On 04/07/2012 06:08 AM, /dev/rob0 wrote:
On Fri, Apr 06, 2012 at 03:23:02PM -0400, sean darcy wrote:
Trying to route email to a script.

/etc/aliases
cat /etc/postfix/aliases

Hmm? Which of these is your alias_maps? /etc/postfix/aliases !=
/etc/aliases .

#fax
sendfax:   |/home/sendfax/fax/test-fax.cmd

This is not necessary, remove this. You can do it using a
~sendfax/.forward file which contains only this line:

|/home/sendfax/fax/test-fax.cmd

~sendfax/.forward needs to be sendfax:sendfax owned and mode 400
minimum, but 644 is fine too.

cat /home/sendfax/fax/test-fax.cmd
#!/bin/sh
cat ->  output

I've opened up all the permissions:

Not really. You're using alias_maps which I presume[1] are owned by
root, thus running the command as $default_privs user. You'd also be
running this inside ~$default_privs home directory.

Change "output" to "/tmp/output" and see what happens.

ls -l /home/sendfax
total 8
drwxrwxrwx 2 sendfax sendfax 4096 Apr  6 15:08 fax

No, 777 is never right. 1777 is right in some cases, such as /tmp,
but a $HOME should never be that. Typically 0711 is what you'd want.

drwx------ 5 sendfax sendfax 4096 Apr  5 20:25 Maildir

ls -l /home/sendfax/fax
total 4
-rwxrwxrwx 1 sendfax sendfax 25 Apr  6 15:08 test-fax.cmd

Likewise, this should be no more than 755.

but I still get "permission denied":

postfix/qmgr[25027]: EE71EAE0DFB:
from=<sendfax@localhost.hiddenbrook>, size=573, nrcpt=1 (queue
active)
local[25464]: fatal: execvp /home/sendfax/fax/test-fax.cmd:
Permission denied
postfix/local[25463]: EE71EAE0DFB: to=<sendfax@[10.10.11.180]>,
relay=local, delay=477, delays=477/0.03/0/0.04, dsn=4.3.0,
status=deferred (temporary failure. Command output: local: fatal:
execvp /home/sendfax/fax/test-fax.cmd: Permission denied )
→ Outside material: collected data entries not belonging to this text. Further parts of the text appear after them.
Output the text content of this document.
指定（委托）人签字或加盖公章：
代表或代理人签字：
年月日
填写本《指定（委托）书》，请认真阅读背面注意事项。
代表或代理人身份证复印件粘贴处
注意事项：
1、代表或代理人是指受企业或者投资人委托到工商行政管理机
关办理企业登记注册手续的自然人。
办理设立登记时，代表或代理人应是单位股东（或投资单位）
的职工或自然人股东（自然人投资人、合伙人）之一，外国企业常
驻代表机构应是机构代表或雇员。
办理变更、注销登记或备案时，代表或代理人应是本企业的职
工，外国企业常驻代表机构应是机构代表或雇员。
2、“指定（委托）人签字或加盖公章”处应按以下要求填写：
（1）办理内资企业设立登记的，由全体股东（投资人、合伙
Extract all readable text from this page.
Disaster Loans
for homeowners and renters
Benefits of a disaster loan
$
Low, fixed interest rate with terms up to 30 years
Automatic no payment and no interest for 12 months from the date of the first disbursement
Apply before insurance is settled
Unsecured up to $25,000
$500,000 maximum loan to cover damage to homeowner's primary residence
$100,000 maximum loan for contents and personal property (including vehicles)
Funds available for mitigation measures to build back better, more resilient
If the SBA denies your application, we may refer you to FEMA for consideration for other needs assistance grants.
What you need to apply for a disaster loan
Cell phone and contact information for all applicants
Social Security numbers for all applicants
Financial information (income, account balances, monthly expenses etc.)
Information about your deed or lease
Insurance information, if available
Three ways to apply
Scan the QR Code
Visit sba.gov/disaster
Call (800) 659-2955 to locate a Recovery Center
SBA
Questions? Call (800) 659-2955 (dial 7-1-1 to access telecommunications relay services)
The "execvp" message looks rather SELinux-like, as well. You might
have several levels of problems here. Also verify that the filesystem
whereon /home/sendfax/fax/test-fax.cmd is found is not mounted as
noexec.

References:
http://www.postfix.org/postconf.5.html#alias_maps
                        postconf.5.html#default_privs
http://www.postfix.org/aliases.5.html
http://www.postfix.org/local.8.html


[1] Had to guess: no "postconf -n", and the ownership of the actual
     alias_maps file was not shown.

alias_maps is /etc/aliases. Sorry about the /etc/postfix/aliases confusion. In any event, postfix sees the alias and pipes it to the script, so that's not a problem.

postconf -n
alias_database = hash:/etc/aliases
alias_maps = hash:/etc/aliases
allow_mail_to_commands = alias

ls -l /etc/aliases
-rw-r--r--. 1 root root 1569 Apr  6 15:35 /etc/aliases

I know 777 is a BAD idea. Got that. Any once I get this working, I'll scale it back. But even with 777 I get permission errors.

selinux is disabled:

grep SELINUX /etc/selinux/config | grep -v \#
SELINUX=disabled
SELINUXTYPE=targeted

What's the advantage of forward over alias?

Perhaps related, postfix runs the script as user "nobody". This means the script can do very little, unless I give "nobody" wide-open sudo permissions (another BAD idea). I there a way to specify the user (for instance, sendfax) the script runs under?